The group with the highest rate of disrupted eating attitudes was the other healthcare personnel who work in cleaning, security, technical issues, cafeterias and porter services. An eating attitude may be defined as the tendency that forms all the food-related knowledge, feelings, though and behaviors of individuals [Citation46]. The finding that disrupted eating attitudes were the highest in other healthcare personnel may be explained by the possibility that the individuals working in this occupational category may have insufficient knowledge about adequate, balanced and healthy nutrition, or the individuals in this group may have more negative moods in comparison to others, and thus, they may have disrupted attitudes towards eating.

In this study, the individuals who had disrupted sleep quality were found to be also have disrupted eating attitudes. Individuals with disrupted sleep quality, due to their short sleeping durations and being awake in the process of falling asleep, may believe that they could overcome this process by having food, or they may believe that they feel happier if they eat in this process, which might lead to eating attitude disorders in these individuals.
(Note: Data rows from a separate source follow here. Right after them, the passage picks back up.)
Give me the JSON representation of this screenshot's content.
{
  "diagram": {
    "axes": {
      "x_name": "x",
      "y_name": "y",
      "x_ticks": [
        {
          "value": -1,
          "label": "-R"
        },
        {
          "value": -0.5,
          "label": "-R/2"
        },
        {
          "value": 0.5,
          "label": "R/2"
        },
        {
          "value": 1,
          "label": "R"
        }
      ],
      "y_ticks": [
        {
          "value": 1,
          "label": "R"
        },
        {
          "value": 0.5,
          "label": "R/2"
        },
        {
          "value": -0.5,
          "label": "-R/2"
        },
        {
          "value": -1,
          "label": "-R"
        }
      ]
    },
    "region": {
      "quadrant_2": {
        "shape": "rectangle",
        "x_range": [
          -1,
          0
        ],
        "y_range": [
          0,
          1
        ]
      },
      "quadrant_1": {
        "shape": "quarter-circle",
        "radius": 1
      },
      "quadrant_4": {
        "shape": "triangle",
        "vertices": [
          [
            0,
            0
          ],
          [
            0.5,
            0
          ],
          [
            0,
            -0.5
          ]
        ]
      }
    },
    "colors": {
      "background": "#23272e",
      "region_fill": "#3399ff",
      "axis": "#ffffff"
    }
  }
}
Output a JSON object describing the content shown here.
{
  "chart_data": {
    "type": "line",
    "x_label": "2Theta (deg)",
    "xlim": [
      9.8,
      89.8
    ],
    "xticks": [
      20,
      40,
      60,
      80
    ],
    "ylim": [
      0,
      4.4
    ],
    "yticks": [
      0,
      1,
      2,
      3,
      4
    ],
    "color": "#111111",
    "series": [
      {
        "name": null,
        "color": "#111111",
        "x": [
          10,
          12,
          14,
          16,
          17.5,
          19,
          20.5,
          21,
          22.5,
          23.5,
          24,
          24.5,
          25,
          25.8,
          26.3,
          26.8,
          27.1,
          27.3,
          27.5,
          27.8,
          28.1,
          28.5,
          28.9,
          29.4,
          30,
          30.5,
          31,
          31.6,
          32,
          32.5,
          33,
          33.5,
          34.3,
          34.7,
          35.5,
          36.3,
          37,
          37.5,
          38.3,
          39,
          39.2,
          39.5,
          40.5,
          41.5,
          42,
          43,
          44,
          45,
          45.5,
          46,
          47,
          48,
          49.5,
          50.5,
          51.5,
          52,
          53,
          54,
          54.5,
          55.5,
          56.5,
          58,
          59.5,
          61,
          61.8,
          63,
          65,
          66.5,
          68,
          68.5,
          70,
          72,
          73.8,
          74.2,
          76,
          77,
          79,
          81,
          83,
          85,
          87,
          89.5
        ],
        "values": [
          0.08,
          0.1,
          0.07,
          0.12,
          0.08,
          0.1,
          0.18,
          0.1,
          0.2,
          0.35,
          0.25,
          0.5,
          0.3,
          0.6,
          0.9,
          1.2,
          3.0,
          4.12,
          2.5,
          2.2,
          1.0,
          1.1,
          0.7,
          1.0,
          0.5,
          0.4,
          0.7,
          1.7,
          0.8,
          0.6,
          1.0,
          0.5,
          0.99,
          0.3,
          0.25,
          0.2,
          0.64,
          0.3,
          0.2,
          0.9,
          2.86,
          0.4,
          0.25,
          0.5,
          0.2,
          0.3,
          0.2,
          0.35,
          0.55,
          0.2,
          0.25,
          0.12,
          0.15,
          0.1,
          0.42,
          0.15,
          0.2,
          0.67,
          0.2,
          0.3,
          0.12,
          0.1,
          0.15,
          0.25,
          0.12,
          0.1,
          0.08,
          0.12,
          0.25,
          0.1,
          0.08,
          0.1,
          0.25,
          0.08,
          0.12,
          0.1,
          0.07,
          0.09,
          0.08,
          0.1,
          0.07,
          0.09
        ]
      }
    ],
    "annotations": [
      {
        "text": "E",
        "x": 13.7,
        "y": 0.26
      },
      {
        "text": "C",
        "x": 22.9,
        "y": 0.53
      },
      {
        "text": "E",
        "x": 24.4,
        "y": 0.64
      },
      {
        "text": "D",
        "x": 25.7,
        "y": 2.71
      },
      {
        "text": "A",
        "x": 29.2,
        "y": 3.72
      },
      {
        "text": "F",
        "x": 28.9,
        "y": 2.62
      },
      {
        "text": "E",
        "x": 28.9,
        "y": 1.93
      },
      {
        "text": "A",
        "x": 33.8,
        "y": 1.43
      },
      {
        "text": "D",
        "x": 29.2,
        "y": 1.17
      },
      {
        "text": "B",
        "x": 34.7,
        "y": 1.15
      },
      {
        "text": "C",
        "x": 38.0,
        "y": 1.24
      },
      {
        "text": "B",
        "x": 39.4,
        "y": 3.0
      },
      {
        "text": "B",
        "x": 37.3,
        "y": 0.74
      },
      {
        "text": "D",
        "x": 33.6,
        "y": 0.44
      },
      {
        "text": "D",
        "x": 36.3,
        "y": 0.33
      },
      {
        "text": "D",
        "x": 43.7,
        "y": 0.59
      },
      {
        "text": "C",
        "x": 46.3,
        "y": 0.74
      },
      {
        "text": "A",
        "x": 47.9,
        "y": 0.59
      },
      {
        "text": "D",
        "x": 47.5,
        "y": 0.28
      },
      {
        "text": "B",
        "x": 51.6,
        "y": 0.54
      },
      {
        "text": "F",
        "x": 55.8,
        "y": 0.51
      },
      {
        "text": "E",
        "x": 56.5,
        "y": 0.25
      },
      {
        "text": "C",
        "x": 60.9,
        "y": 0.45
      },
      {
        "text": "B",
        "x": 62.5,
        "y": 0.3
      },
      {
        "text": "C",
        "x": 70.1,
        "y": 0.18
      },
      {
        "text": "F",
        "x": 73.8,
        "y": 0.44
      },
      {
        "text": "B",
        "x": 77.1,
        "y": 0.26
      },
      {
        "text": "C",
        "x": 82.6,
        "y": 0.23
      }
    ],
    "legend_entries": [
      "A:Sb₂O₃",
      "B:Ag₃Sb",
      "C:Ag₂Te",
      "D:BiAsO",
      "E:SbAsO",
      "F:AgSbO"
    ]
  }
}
This present study had certain limitations. First, the hours of availability of the participants for the implementation of this study differed based on their positions and occupations. The participants also had different days of leave and different days and times to start working again. In sum, most of the participants in this study had higher BMI values. The participants who had high negative situation and negative emotion scores had higher BMI levels, and other healthcare personnel had the highest BMI values and highest negative emotion and negative situation scores. The participants with low sleep quality and eating disorders had higher BMI levels, while the highest rates of sleep disorders were in nurses, and the highest rates of eating disorders were in other healthcare personnel. Individuals with sleep disorders also had problematic eating attitudes. It may be concluded that high BMI values were related to high negative situation and emotion scores, low sleep quality and eating disorders, while eating disorders were also related to sleeping disorders. Further studies with larger samples are required to delineate the associations presented in our study.

Disclosure statement

No potential conflict of interest was reported by the authors.